C’est un objet de forme étrange, à moitié enfoncé dans le sol qui a fait obstacle à mon pied. Ce n’est pas un rocher, la matière est tout autre. Je n’en vois dépasser qu’une grosse pointe
arrondie.
Une étrange sensation de déjà vu s’empare de moi et me décide à creuser le sol meuble pour dégager l’objet.
Petit à petit, il apparaît devant moi. Un rouage. Un rouage comme celui qui avait cassé dans mon entreprise.
Oubliant l’endroit où je me trouve, et le danger qui peut surgir à tout instant, je finis, de manière frénétique, de le dégager. Puis, j’estime son diamètre. Il correspond à celui dont nous
avions besoin. C’est notre engrenage. Intact !
Un grand sentiment de découragement et de solitude s’empare de moi. Tout ça ne m’aide guère, au milieu de cet environnement étrange. Et en tout cas, ça ne se mange pas. Je décide quand même de le
conserver avec moi, comme artefact de mon ancienne vie, dans l’éventualité où je survivrais. Et accessoirement comme arme si nécessaire, pour augmenter mes chances de survie.
Puis je retourne à l’amas rocheux. En l’observant un peu mieux, je constate que je peux atteindre une plateforme qui se trouve très haut sur la paroi d’un bloc abrupt. Je m’y installe comme je
peux et observe la lente descente de l’astre local sur l’horizon, embrasant le ciel de pourpre.
Assis sur cette saillie rocheuse, j’espère passer la nuit sans me faire dévorer par je-ne-sais-quel animal resté tapi dans la végétation ou la grotte durant la journée.

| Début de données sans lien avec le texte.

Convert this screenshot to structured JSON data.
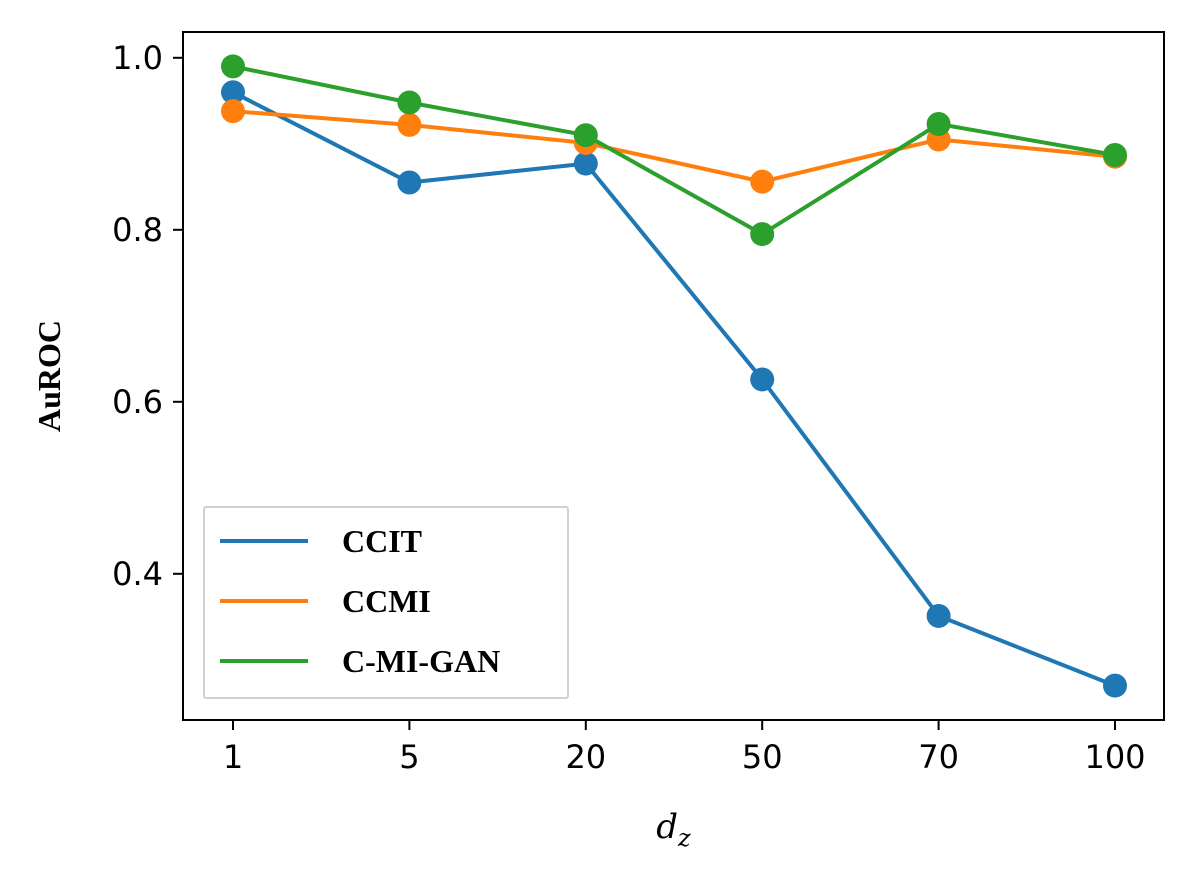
{
  "chart_data": {
    "type": "line",
    "title": "",
    "xlabel_main": "d",
    "xlabel_sub": "z",
    "ylabel": "AuROC",
    "categories": [
      "1",
      "5",
      "20",
      "50",
      "70",
      "100"
    ],
    "ylim": [
      0.23,
      1.03
    ],
    "yticks": [
      0.4,
      0.6,
      0.8,
      1.0
    ],
    "ytick_labels": [
      "0.4",
      "0.6",
      "0.8",
      "1.0"
    ],
    "grid": false,
    "legend_position": "lower-left",
    "series": [
      {
        "name": "CCIT",
        "color": "#1f77b4",
        "values": [
          0.96,
          0.855,
          0.877,
          0.626,
          0.351,
          0.27
        ]
      },
      {
        "name": "CCMI",
        "color": "#ff7f0e",
        "values": [
          0.938,
          0.922,
          0.901,
          0.856,
          0.905,
          0.885
        ]
      },
      {
        "name": "C-MI-GAN",
        "color": "#2ca02c",
        "values": [
          0.99,
          0.948,
          0.91,
          0.795,
          0.923,
          0.887
        ]
      }
    ]
  }
}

Il faudrait être un
véritable acrobate pour venir grimper ici. Je ferme les yeux, partiellement rassuré. Puis je songe à mon chat, que j’ai retrouvé un jour perché sur mon armoire. Oh… misère… Je décide de ne pas
m’endormir, et je serre le rouage, à m’en faire mal aux articulations, pour me défendre en cas de nécessité.
Une sensation de gêne et un bruit qui ressemble à un miaulement me tirent de mon sommeil. Dans ma semi-conscience, je me gratte le nez. Alors ma main rencontre un pelage. J’ouvre brutalement les
yeux en me recroquevillant dans un mouvement brusque. Il faut quelques secondes pour que mon cerveau terrifié constate que ma chambre est revenue à sa place. Le radio-réveil me nargue de son
affichage rouge : 5h30. Mimi, après s’être sauvée du lit à cause de mes mouvements brusques, revient sur la couverture et me regarde d’un œil interrogatif. Sur mon oreiller, à côté de moi,
quelque chose de froid. Un rouage. LE rouage.